LAVÉRAN Alphonse (prix Nobel de médecine), BLANCHARD R
publié en 1895

Cet ouvrage est consacré aux vers du sang chez l’homme et les animaux vertébrés, c’est-à-dire aux helminthes capables de vivre, temporairement ou définitivement, dans le système vasculaire. Les auteurs rappellent d’abord que l’idée de vers sanguicoles est ancienne, mais que de nombreuses observations anciennes reposaient sur des confusions avec des caillots fibrineux. Les premières constatations jugées authentiques datent de l’époque moderne et ont progressivement conduit à reconnaître l’importance pathologique de ces parasites.

Les vers étudiés n’appartiennent pas à un groupe zoologique unique : on y trouve des Trématodes, notamment des Distomes, et des Nématodes. La distinction entre parasites viscéraux et hématozoaires est présentée comme relative : beaucoup d’helminthes pénètrent dans l’organisme par le tube digestif, traversent sa paroi, gagnent la circulation sanguine et se disséminent par le courant vasculaire. Certains quittent ensuite le sang pour se fixer dans un organe ; d’autres y séjournent durablement.

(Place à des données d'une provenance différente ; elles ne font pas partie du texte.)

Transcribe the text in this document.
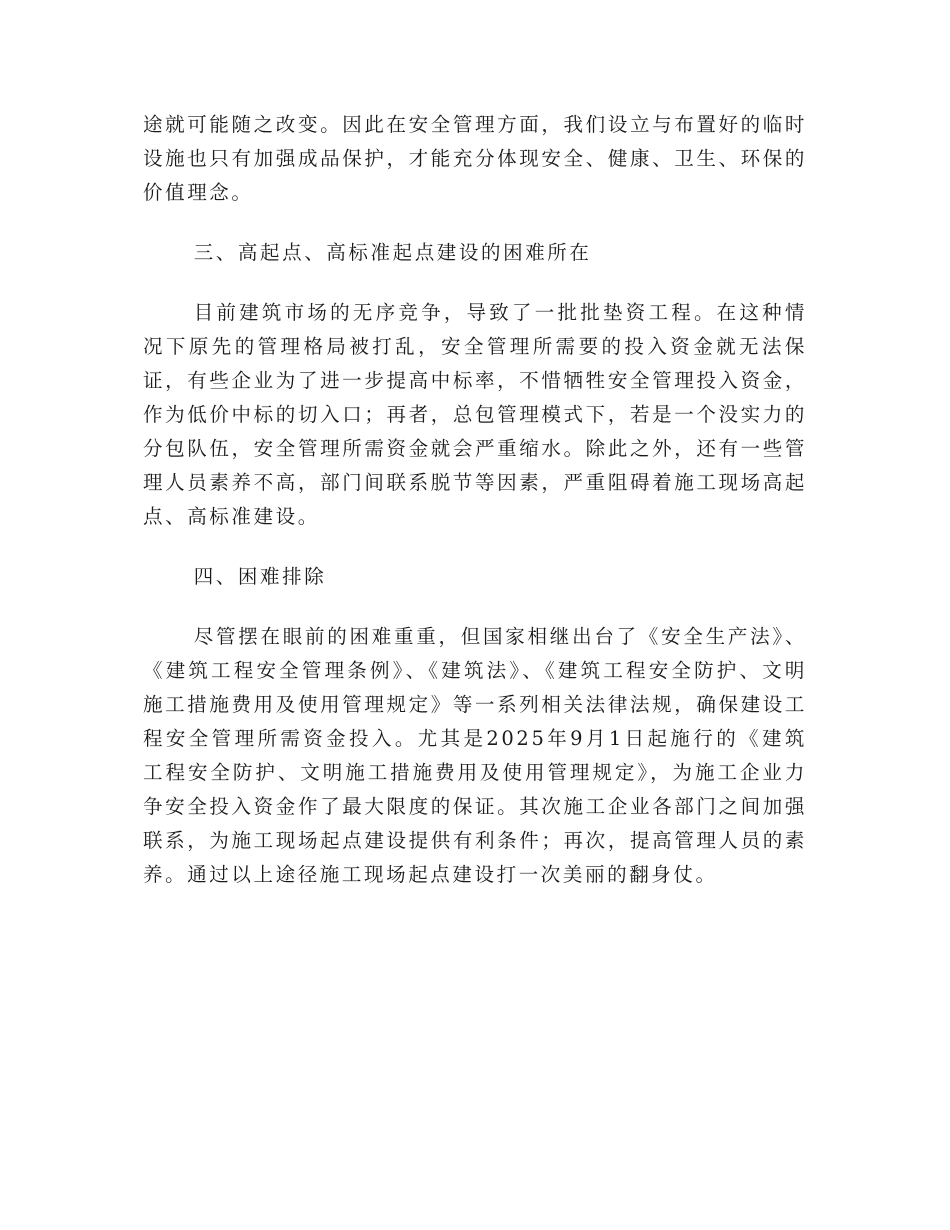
途就可能随之改变。因此在安全管理方面，我们设立与布置好的临时设施也只有加强成品保护，才能充分体现安全、健康、卫生、环保的价值理念。

三、高起点、高标准起点建设的困难所在

目前建筑市场的无序竞争，导致了一批批垫资工程。在这种情况下原先的管理格局被打乱，安全管理所需要的投入资金就无法保证，有些企业为了进一步提高中标率，不惜牺牲安全管理投入资金，作为低价中标的切入口；再者，总包管理模式下，若是一个没实力的分包队伍，安全管理所需资金就会严重缩水。除此之外，还有一些管理人员素养不高，部门间联系脱节等因素，严重阻碍着施工现场高起点、高标准建设。

四、困难排除

尽管摆在眼前的困难重重，但国家相继出台了《安全生产法》、《建筑工程安全管理条例》、《建筑法》、《建筑工程安全防护、文明施工措施费用及使用管理规定》等一系列相关法律法规，确保建设工程安全管理所需资金投入。尤其是2025年9月1日起施行的《建筑工程安全防护、文明施工措施费用及使用管理规定》，为施工企业力争安全投入资金作了最大限度的保证。其次施工企业各部门之间加强联系，为施工现场起点建设提供有利条件；再次，提高管理人员的素养。通过以上途径施工现场起点建设打一次美丽的翻身仗。
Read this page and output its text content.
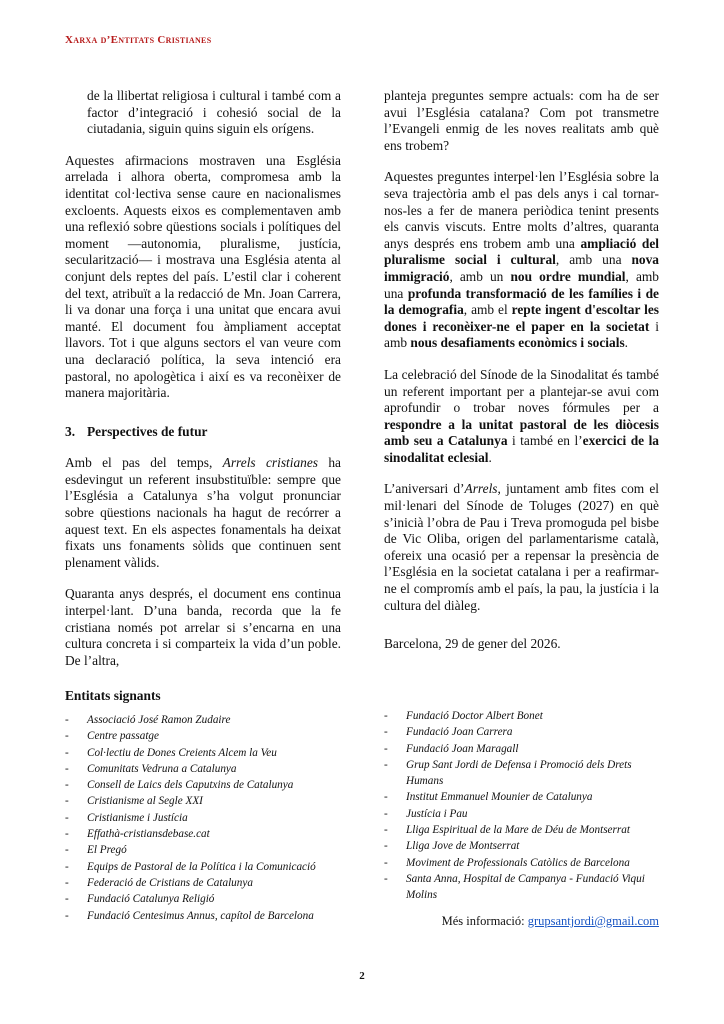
Xarxa d’Entitats Cristianes

de la llibertat religiosa i cultural i també com a factor d’integració i cohesió social de la ciutadania, siguin quins siguin els orígens.

Aquestes afirmacions mostraven una Església arrelada i alhora oberta, compromesa amb la identitat col·lectiva sense caure en nacionalismes excloents. Aquests eixos es complementaven amb una reflexió sobre qüestions socials i polítiques del moment —autonomia, pluralisme, justícia, secularització— i mostrava una Església atenta al conjunt dels reptes del país. L’estil clar i coherent del text, atribuït a la redacció de Mn. Joan Carrera, li va donar una força i una unitat que encara avui manté. El document fou àmpliament acceptat llavors. Tot i que alguns sectors el van veure com una declaració política, la seva intenció era pastoral, no apologètica i així es va reconèixer de manera majoritària.

3. Perspectives de futur

Amb el pas del temps, Arrels cristianes ha esdevingut un referent insubstituïble: sempre que l’Església a Catalunya s’ha volgut pronunciar sobre qüestions nacionals ha hagut de recórrer a aquest text. En els aspectes fonamentals ha deixat fixats uns fonaments sòlids que continuen sent plenament vàlids.

Quaranta anys després, el document ens continua interpel·lant. D’una banda, recorda que la fe cristiana només pot arrelar si s’encarna en una cultura concreta i si comparteix la vida d’un poble. De l’altra,

planteja preguntes sempre actuals: com ha de ser avui l’Església catalana? Com pot transmetre l’Evangeli enmig de les noves realitats amb què ens trobem?

Aquestes preguntes interpel·len l’Església sobre la seva trajectòria amb el pas dels anys i cal tornar-nos-les a fer de manera periòdica tenint presents els canvis viscuts. Entre molts d’altres, quaranta anys després ens trobem amb una ampliació del pluralisme social i cultural, amb una nova immigració, amb un nou ordre mundial, amb una profunda transformació de les famílies i de la demografia, amb el repte ingent d'escoltar les dones i reconèixer-ne el paper en la societat i amb nous desafiaments econòmics i socials.

La celebració del Sínode de la Sinodalitat és també un referent important per a plantejar-se avui com aprofundir o trobar noves fórmules per a respondre a la unitat pastoral de les diòcesis amb seu a Catalunya i també en l’exercici de la sinodalitat eclesial.

L’aniversari d’Arrels, juntament amb fites com el mil·lenari del Sínode de Toluges (2027) en què s’inicià l’obra de Pau i Treva promoguda pel bisbe de Vic Oliba, origen del parlamentarisme català, ofereix una ocasió per a repensar la presència de l’Església en la societat catalana i per a reafirmar-ne el compromís amb el país, la pau, la justícia i la cultura del diàleg.

Barcelona, 29 de gener del 2026.

Entitats signants
- Associació José Ramon Zudaire
- Centre passatge
- Col·lectiu de Dones Creients Alcem la Veu
- Comunitats Vedruna a Catalunya
- Consell de Laics dels Caputxins de Catalunya
- Cristianisme al Segle XXI
- Cristianisme i Justícia
- Effathà-cristiansdebase.cat
- El Pregó
- Equips de Pastoral de la Política i la Comunicació
- Federació de Cristians de Catalunya
- Fundació Catalunya Religió
- Fundació Centesimus Annus, capítol de Barcelona
- Fundació Doctor Albert Bonet
- Fundació Joan Carrera
- Fundació Joan Maragall
- Grup Sant Jordi de Defensa i Promoció dels Drets Humans
- Institut Emmanuel Mounier de Catalunya
- Justícia i Pau
- Lliga Espiritual de la Mare de Déu de Montserrat
- Lliga Jove de Montserrat
- Moviment de Professionals Catòlics de Barcelona
- Santa Anna, Hospital de Campanya - Fundació Viqui Molins
Més informació: grupsantjordi@gmail.com
2
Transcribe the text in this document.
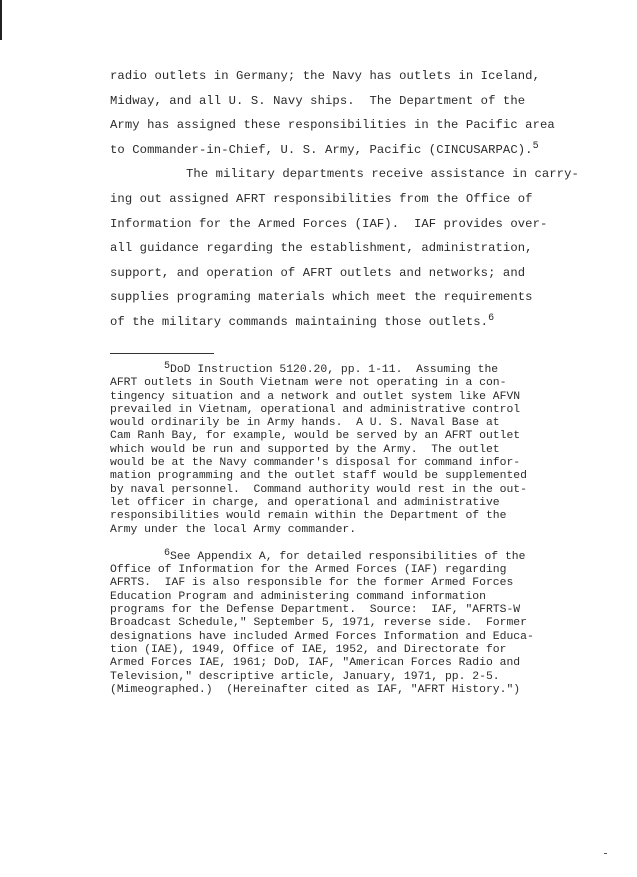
radio outlets in Germany; the Navy has outlets in Iceland,
Midway, and all U. S. Navy ships.  The Department of the
Army has assigned these responsibilities in the Pacific area
to Commander-in-Chief, U. S. Army, Pacific (CINCUSARPAC).$^5$
The military departments receive assistance in carry-
ing out assigned AFRT responsibilities from the Office of
Information for the Armed Forces (IAF).  IAF provides over-
all guidance regarding the establishment, administration,
support, and operation of AFRT outlets and networks; and
supplies programing materials which meet the requirements
of the military commands maintaining those outlets.$^6$
$^5$DoD Instruction 5120.20, pp. 1-11.  Assuming the
AFRT outlets in South Vietnam were not operating in a con-
tingency situation and a network and outlet system like AFVN
prevailed in Vietnam, operational and administrative control
would ordinarily be in Army hands.  A U. S. Naval Base at
Cam Ranh Bay, for example, would be served by an AFRT outlet
which would be run and supported by the Army.  The outlet
would be at the Navy commander's disposal for command infor-
mation programming and the outlet staff would be supplemented
by naval personnel.  Command authority would rest in the out-
let officer in charge, and operational and administrative
responsibilities would remain within the Department of the
Army under the local Army commander.
$^6$See Appendix A, for detailed responsibilities of the
Office of Information for the Armed Forces (IAF) regarding
AFRTS.  IAF is also responsible for the former Armed Forces
Education Program and administering command information
programs for the Defense Department.  Source:  IAF, "AFRTS-W
Broadcast Schedule," September 5, 1971, reverse side.  Former
designations have included Armed Forces Information and Educa-
tion (IAE), 1949, Office of IAE, 1952, and Directorate for
Armed Forces IAE, 1961; DoD, IAF, "American Forces Radio and
Television," descriptive article, January, 1971, pp. 2-5.
(Mimeographed.)  (Hereinafter cited as IAF, "AFRT History.")
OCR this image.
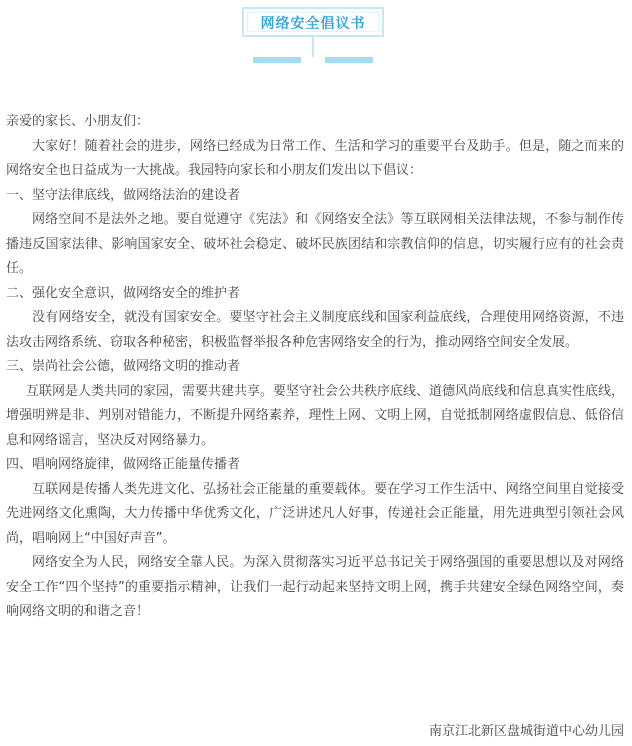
网络安全倡议书

亲爱的家长、小朋友们：

大家好！随着社会的进步，网络已经成为日常工作、生活和学习的重要平台及助手。但是，随之而来的网络安全也日益成为一大挑战。我园特向家长和小朋友们发出以下倡议：

一、坚守法律底线，做网络法治的建设者

网络空间不是法外之地。要自觉遵守《宪法》和《网络安全法》等互联网相关法律法规，不参与制作传播违反国家法律、影响国家安全、破坏社会稳定、破坏民族团结和宗教信仰的信息，切实履行应有的社会责任。

二、强化安全意识，做网络安全的维护者

没有网络安全，就没有国家安全。要坚守社会主义制度底线和国家利益底线，合理使用网络资源，不违法攻击网络系统、窃取各种秘密，积极监督举报各种危害网络安全的行为，推动网络空间安全发展。

三、崇尚社会公德，做网络文明的推动者

互联网是人类共同的家园，需要共建共享。要坚守社会公共秩序底线、道德风尚底线和信息真实性底线，增强明辨是非、判别对错能力，不断提升网络素养，理性上网、文明上网，自觉抵制网络虚假信息、低俗信息和网络谣言，坚决反对网络暴力。

四、唱响网络旋律，做网络正能量传播者

互联网是传播人类先进文化、弘扬社会正能量的重要载体。要在学习工作生活中、网络空间里自觉接受先进网络文化熏陶，大力传播中华优秀文化，广泛讲述凡人好事，传递社会正能量，用先进典型引领社会风尚，唱响网上“中国好声音”。

网络安全为人民，网络安全靠人民。为深入贯彻落实习近平总书记关于网络强国的重要思想以及对网络安全工作“四个坚持”的重要指示精神，让我们一起行动起来坚持文明上网，携手共建安全绿色网络空间，奏响网络文明的和谐之音！

南京江北新区盘城街道中心幼儿园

Une large part de l’étude est consacrée à la Douve hépatique. Bien que normalement localisée dans les voies biliaires, elle se nourrit de sang et peut pénétrer dans les vaisseaux. Selon sa taille au moment de cette migration, elle franchit ou non les capillaires et peut se retrouver dans divers territoires : système porte, cœur droit, artère pulmonaire, grande circulation. Sa présence peut passer inaperçue ou provoquer embolies, thromboses, inflammations vasculaires, abcès et kystes fibreux. Les œufs transportés par le sang peuvent également s’enkyster dans les tissus.

L’ouvrage décrit de nombreux cas humains et vétérinaires, avec localisation dans les vaisseaux, le poumon, le foie, les muscles, les séreuses ou d’autres organes. Il souligne ainsi le rôle pathogène parfois majeur des helminthes sanguicoles et la nécessité de les étudier conjointement chez l’homme et chez l’animal.